Capitol Communicator is running a series of profiles of communicators in the mid-Atlantic. In this “up close and personal” profile, we feature Shelley Noeldechen.  Photography for this series is by Cade Martin; wardrobe styling by Pascale Lemaire for THE Artist Agency; and hair and makeup by Patti D Nelson and Janice Kinigopoulos for THE Artist Agency.

Shelley, please provide us a short bio.

A true renaissance creative, I started in film production working on features in NYC, then transitioned into art direction for marketing communications in 2003. During my six years in nonprofit direct marketing, I launched the first digital campaigns for major organizations such as Arthritis Foundation, American Cancer Society and American Heart Association, including the National Wildlife Federation’s incredibly successful online and mobile Gulf Oil Spill campaign. After joining Porter Novelli in 2011, I moved into PR where I’m currently associate creative director for Jack’s Garage — bringing integrated campaigns for government and consumer brands to life.

Are you involved in any other organizations?

I’ve guest lectured at Howard University and participate in Arthritis Walks. My husband is an illustrator and we participate in many Comic and Pop Culture Cons every year. The whole con culture is such a powerful force. It’s wonderful to see so many different artists finding a way to commune with each other while getting their art into the public sphere. It’s a great community of entrepreneurs. These people have so much passion for the art they are creating. It’s wonderful to be a part of it.

What are the things you are most proud of?

I’m most proud of my creative team at Porter Novelli. They are so smart and talented. It’s amazing to go to work every day with a group of people that have a true passion for doing good, life-changing work. So much of what we do is about creating behavior change and helping people live better lives, get access to better education and healthcare. I love to inspire them and be inspired by them.

Who were your personal role models?

I’ve had a number of role models professionally. I love to emulate people that I admire. Really take a step back and watch them – how they approach and solve problems, and how their personality enhances the work relationships. I try to integrate the traits that I value in others into myself.

Did your role models offer professional advice that helped you in your career?

Yes. Stand up for what you believe in. That has always been part of who I am. It doesn’t mean I don’t want to hear other’s advice or opinions. In fact, many times I find myself standing up for other’s ideas. I think people appreciate a champion.

What professional advice do you have for others?

Never let fear get in your way. If you take on anything with a can-do attitude, you will be able to do it. Don’t back away from challenges, embrace them. And never be afraid to learn something new or admit you what you don’t know. You can only get better by learning from others.

What advice do you have on appropriate attire for your organization?

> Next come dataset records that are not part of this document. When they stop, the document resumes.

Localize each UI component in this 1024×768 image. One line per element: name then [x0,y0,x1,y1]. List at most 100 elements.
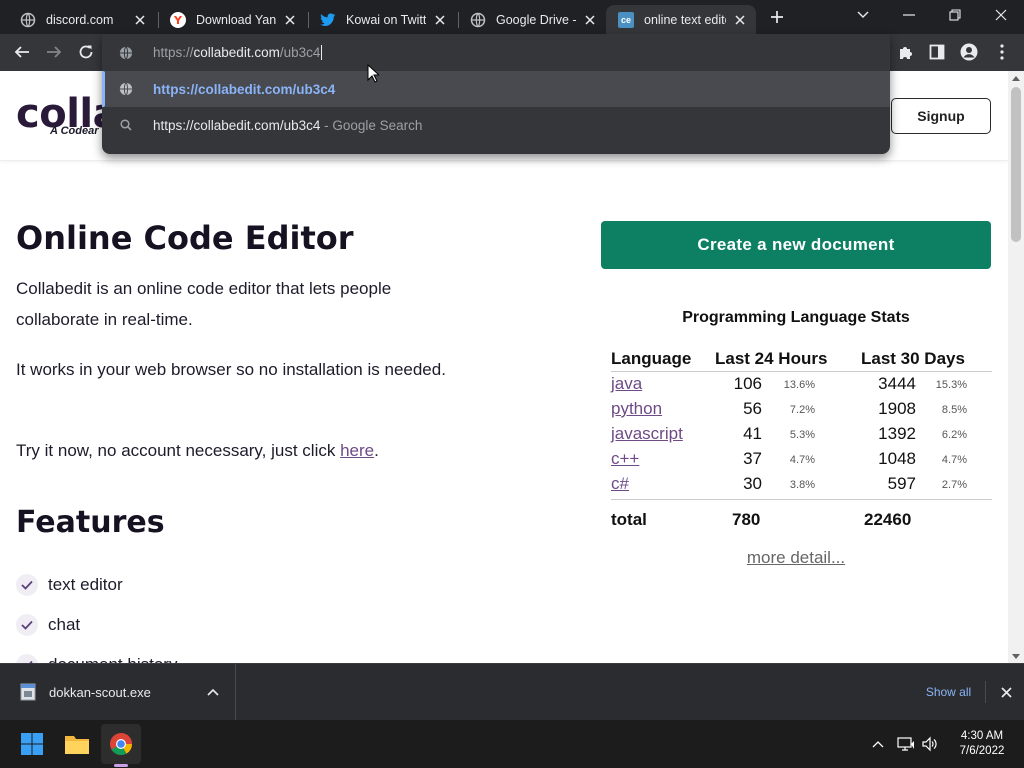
globe-icon [20,12,36,28]
total-last30: 22460 [864,510,912,529]
address-text: https://collabedit.com/ub3c4 [153,44,323,61]
kebab-menu-icon [1000,44,1004,60]
page-title: Online Code Editor [16,219,354,257]
scroll-down-arrow-icon[interactable] [1008,649,1024,663]
tab-search-button[interactable] [840,0,886,30]
close-icon [995,9,1007,21]
last30-count: 1392 [878,424,916,443]
tab-yandex[interactable]: Y Download Yand [158,5,306,34]
volume-icon[interactable] [920,734,940,754]
check-icon [16,574,38,596]
url-scheme: https:// [153,44,194,60]
back-button[interactable] [8,38,36,66]
forward-button[interactable] [40,38,68,66]
close-tab-icon[interactable] [282,12,298,28]
chevron-up-icon [872,741,884,748]
download-bar: dokkan-scout.exe Show all [0,663,1024,720]
text-caret [321,45,323,61]
language-link[interactable]: c++ [611,449,639,468]
table-row: c# 30 3.8% 597 2.7% [611,472,992,497]
last30-percent: 6.2% [941,429,967,441]
new-tab-button[interactable] [767,7,787,27]
clock-time: 4:30 AM [960,730,1004,742]
site-logo-subtitle: A Codear [50,125,99,137]
language-link[interactable]: c# [611,474,629,493]
total-row: total 780 22460 [611,499,992,531]
close-tab-icon[interactable] [732,12,748,28]
table-header-row: Language Last 24 Hours Last 30 Days [611,346,992,372]
close-tab-icon[interactable] [582,12,598,28]
signup-button[interactable]: Signup [891,98,991,134]
search-icon [118,117,134,133]
last24-percent: 4.7% [789,454,815,466]
tab-google-drive[interactable]: Google Drive - V [458,5,606,34]
create-document-button[interactable]: Create a new document [601,221,991,269]
network-icon[interactable] [896,734,916,754]
language-cell: c# [611,474,629,494]
more-detail-link[interactable]: more detail... [601,548,991,568]
scroll-up-arrow-icon[interactable] [1008,71,1024,85]
download-file-name: dokkan-scout.exe [49,685,151,700]
restore-button[interactable] [932,0,978,30]
chevron-up-icon[interactable] [205,684,221,700]
show-all-downloads-button[interactable]: Show all [912,681,986,703]
show-hidden-icons-button[interactable] [868,734,888,754]
omnibox-suggestion-url[interactable]: https://collabedit.com/ub3c4 [102,71,890,107]
suggestion-url-text: https://collabedit.com/ub3c4 [153,81,336,97]
download-item[interactable]: dokkan-scout.exe [0,664,236,720]
close-download-bar-icon[interactable] [998,684,1014,700]
page-scrollbar[interactable] [1008,71,1024,663]
scrollbar-thumb[interactable] [1011,87,1021,242]
feature-item: text editor [16,573,123,597]
puzzle-icon [900,47,912,59]
menu-button[interactable] [988,38,1016,66]
intro-paragraph: Collabedit is an online code editor that… [16,279,392,329]
close-tab-icon[interactable] [132,12,148,28]
tab-title: Google Drive - V [496,12,576,27]
total-label: total [611,510,647,529]
feature-label: chat [48,615,81,634]
tab-title: online text editor [644,12,726,27]
close-tab-icon[interactable] [432,12,448,28]
table-row: javascript 41 5.3% 1392 6.2% [611,422,992,447]
here-link[interactable]: here [340,441,374,460]
mouse-cursor-icon [367,64,379,83]
language-link[interactable]: javascript [611,424,683,443]
svg-text:Y: Y [173,14,183,27]
twitter-icon [320,12,336,28]
chrome-taskbar-button[interactable] [101,724,141,764]
yandex-icon: Y [170,11,186,28]
last30-percent: 2.7% [941,479,967,491]
last30-percent: 15.3% [935,379,967,391]
table-row: java 106 13.6% 3444 15.3% [611,372,992,397]
suggestion-search-suffix: - Google Search [320,117,423,133]
tab-collabedit[interactable]: ce online text editor [606,5,756,34]
globe-icon [118,81,134,97]
extensions-button[interactable] [892,38,920,66]
try-end: . [374,441,379,460]
collabedit-icon: ce [618,11,634,28]
language-link[interactable]: python [611,399,662,418]
language-cell: javascript [611,424,683,444]
taskbar-clock[interactable]: 4:30 AM 7/6/2022 [952,729,1012,759]
tab-title: Kowai on Twitte [346,12,426,27]
last24-count: 106 [733,374,762,393]
windows-taskbar: 4:30 AM 7/6/2022 [0,720,1024,768]
reload-button[interactable] [72,38,100,66]
address-bar-input[interactable]: https://collabedit.com/ub3c4 [102,34,890,71]
start-button[interactable] [12,724,52,764]
tab-strip: discord.com Y Download Yand Kowai on Twi… [0,0,1024,34]
omnibox-suggestion-search[interactable]: https://collabedit.com/ub3c4 - Google Se… [102,107,890,143]
profile-button[interactable] [955,38,983,66]
url-host: collabedit.com [193,44,280,60]
language-link[interactable]: java [611,374,642,393]
file-explorer-button[interactable] [57,724,97,764]
forward-arrow-icon [47,46,62,58]
feature-item: chat [16,613,80,637]
active-app-indicator [114,764,128,767]
side-panel-button[interactable] [923,38,951,66]
close-window-button[interactable] [978,0,1024,30]
tab-discord[interactable]: discord.com [8,5,156,34]
minimize-button[interactable] [886,0,932,30]
tab-twitter[interactable]: Kowai on Twitte [308,5,456,34]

My company is pretty formal. We wear business or business casual most days. D.C. is a conservative market and the people I work with reflect that in their attire. Now, I’m a little different. You can get away with a lot more when you’re “creative.” I can dress a little funky or casual and people don’t mind. I think they see it as creative expression, that it’s expected of someone who’s supposed to be thinking out of the box. So funny, because we’re all creative really.

What are the places you buy most of the clothes you wear to the office?

H&M and New York & Company are my go-tos. I love the casual dress look and love finding unique styles and patterns.

Is there anything else you would like us to know about you?

I don’t have kids. I have two pugs, including Hogan who you see above. They’re basically my kids. Their personalities are amazing. They inspire me to laugh every day.